Cependant, la Cour mentionne que c’est à bon droit que les ambulanciers se sentent menacés lorsqu’ils voient les policiers s’enfuir après avoir entendu les coups de klaxon, alors que ceux-ci sont pris sous le wagon. Le responsable de la STM (le responsable) sur les lieux de l’accident aurait dû « s’empresser, sans délai, d’aviser les ambulanciers de l’absence de danger et de les rassurer en les informant que le klaxon avait été actionné par accident ».

Ainsi, selon la Cour, la faute de la STM est d’avoir avisé les ambulanciers qu’ils n’avaient jamais été en danger seulement lorsque leur intervention fut terminée. La juge Courchesne écrit à ce sujet que c’était trop peu, trop tard. S’ils avaient été rassurés sans délai quant à leur intégrité physique, la juge est d’avis « que leurs dommages auraient été considérablement moindres sinon inexistants ».

Finalement, s’appuyant sur des rapports d’expertises actuarielle et psychiatrique, la Cour octroie aux demandeurs plus de 870 000 $ à titre de perte de capacité de gains future.

Quoi retenir

Le paiement des sommes auxquelles la STM vient d’être condamnée par la Cour supérieure résulte d’un recours civil intenté par les deux ambulanciers et n’a rien à voir avec celles que ces derniers ont pu recevoir à titre d’indemnité de remplacement de revenu accordée par la CNESST à la suite d’un accident de travail. Ces ambulanciers ont en effet bénéficié d’une exception au principe généralement reconnu voulant qu’un salarié ne puisse intenter une poursuite civile lorsqu’il est victime d’un accident du travail1.

Il en résulte que la responsabilité d’une entreprise peut être retenue au civil à la suite d’un accident de travail ayant eu lieu dans ses installations, et ce, même si l’accident implique un intervenant qui n’est pas à son emploi, dès lors que l’entreprise ou ses représentants ont commis une faute – cette responsabilité doit normalement être limitée à l’excédent de la perte subie sur les prestations reçues de la part de la CNESST.

Dans ce cas-ci, il s’agit d’intervenants externes, certes, mais il est possible de penser que les employés d’un sous-traitant, à titre d’exemple, pourraient intenter un recours similaire. Ce faisant, prévoir les coups et s’assurer d’avoir une procédure adéquate pour bien gérer les situations d’urgence peut être une façon intéressante de minimiser les risques.

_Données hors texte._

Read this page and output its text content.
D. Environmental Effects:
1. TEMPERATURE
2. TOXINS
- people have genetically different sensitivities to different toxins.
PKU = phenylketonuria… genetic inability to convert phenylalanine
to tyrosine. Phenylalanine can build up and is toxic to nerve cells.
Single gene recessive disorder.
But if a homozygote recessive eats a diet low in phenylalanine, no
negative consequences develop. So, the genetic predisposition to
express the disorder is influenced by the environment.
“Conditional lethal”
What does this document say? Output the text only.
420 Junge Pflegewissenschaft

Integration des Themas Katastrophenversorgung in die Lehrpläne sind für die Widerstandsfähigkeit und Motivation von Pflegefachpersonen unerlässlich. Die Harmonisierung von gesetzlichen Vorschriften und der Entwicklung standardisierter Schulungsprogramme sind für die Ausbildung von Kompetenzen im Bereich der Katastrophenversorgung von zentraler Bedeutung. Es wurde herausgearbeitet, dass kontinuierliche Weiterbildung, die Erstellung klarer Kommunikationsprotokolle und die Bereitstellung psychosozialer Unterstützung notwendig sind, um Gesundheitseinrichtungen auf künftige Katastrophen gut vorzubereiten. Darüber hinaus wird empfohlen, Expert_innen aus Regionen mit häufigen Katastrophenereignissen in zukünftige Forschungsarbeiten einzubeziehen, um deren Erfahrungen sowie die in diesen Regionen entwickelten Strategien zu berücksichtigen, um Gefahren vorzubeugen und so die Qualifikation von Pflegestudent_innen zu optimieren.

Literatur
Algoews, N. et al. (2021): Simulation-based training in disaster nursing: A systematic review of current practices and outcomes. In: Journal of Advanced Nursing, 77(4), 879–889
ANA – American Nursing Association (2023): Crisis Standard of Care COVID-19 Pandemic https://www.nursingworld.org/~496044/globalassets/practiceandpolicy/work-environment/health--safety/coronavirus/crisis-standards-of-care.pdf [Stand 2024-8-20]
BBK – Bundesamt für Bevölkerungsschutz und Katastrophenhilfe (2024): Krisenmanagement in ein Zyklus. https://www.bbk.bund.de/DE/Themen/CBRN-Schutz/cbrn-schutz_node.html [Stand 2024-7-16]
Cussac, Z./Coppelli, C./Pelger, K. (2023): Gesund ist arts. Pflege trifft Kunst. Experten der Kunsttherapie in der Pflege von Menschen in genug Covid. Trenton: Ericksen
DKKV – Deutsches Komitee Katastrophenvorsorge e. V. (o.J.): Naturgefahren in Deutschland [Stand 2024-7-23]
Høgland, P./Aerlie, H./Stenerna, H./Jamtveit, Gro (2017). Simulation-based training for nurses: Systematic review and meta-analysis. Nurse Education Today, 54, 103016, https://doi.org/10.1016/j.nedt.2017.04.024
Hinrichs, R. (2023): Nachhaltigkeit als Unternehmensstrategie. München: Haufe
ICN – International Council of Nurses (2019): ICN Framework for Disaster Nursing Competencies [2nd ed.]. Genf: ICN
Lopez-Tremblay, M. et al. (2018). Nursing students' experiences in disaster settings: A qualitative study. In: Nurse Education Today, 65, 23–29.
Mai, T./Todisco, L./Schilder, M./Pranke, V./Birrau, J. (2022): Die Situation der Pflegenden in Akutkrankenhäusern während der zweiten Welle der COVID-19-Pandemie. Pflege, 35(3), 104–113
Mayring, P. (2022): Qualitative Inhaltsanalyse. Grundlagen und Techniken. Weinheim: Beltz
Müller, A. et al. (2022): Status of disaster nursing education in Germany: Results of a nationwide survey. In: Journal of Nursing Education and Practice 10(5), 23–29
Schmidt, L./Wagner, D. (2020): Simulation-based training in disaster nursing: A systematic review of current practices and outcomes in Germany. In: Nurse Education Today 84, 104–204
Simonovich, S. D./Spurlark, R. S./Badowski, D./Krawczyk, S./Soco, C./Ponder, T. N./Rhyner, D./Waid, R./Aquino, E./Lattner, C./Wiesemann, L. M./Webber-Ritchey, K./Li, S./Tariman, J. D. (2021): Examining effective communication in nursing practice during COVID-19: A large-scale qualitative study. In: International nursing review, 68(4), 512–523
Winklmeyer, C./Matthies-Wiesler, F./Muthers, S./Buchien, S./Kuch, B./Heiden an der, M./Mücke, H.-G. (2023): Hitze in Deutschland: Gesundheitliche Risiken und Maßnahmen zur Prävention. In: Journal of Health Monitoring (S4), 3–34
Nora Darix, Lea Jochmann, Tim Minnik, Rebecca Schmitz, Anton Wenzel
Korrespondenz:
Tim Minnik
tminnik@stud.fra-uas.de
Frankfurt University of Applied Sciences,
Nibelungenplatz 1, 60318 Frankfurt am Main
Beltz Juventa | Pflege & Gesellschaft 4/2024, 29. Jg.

Mentionnons de plus que la juge ne s’éternise pas sur la question de la perte de capacité de gains future et s’en remet aux expertises déposées par les demandeurs. Vu les sommes en jeu, il y a fort à parier que cette affaire n’en restera pas là, la perspective d’un appel ayant été évoquée publiquement. Il sera intéressant de suivre le débat parce que son issue aura certainement des répercussions sur les entreprises québécoises.

Note

1 Voir article 441 de la Loi sur les accidents du travail et les maladies professionnelles : « un bénéficiaire ne peut intenter une action en responsabilité civile, en raison d’une lésion professionnelle, contre un employeur assujetti à la présente loi, autre que celui du travailleur lésé, que (…) 2° pour recouvrer l’excédent de la perte subie sur la prestation (…) ».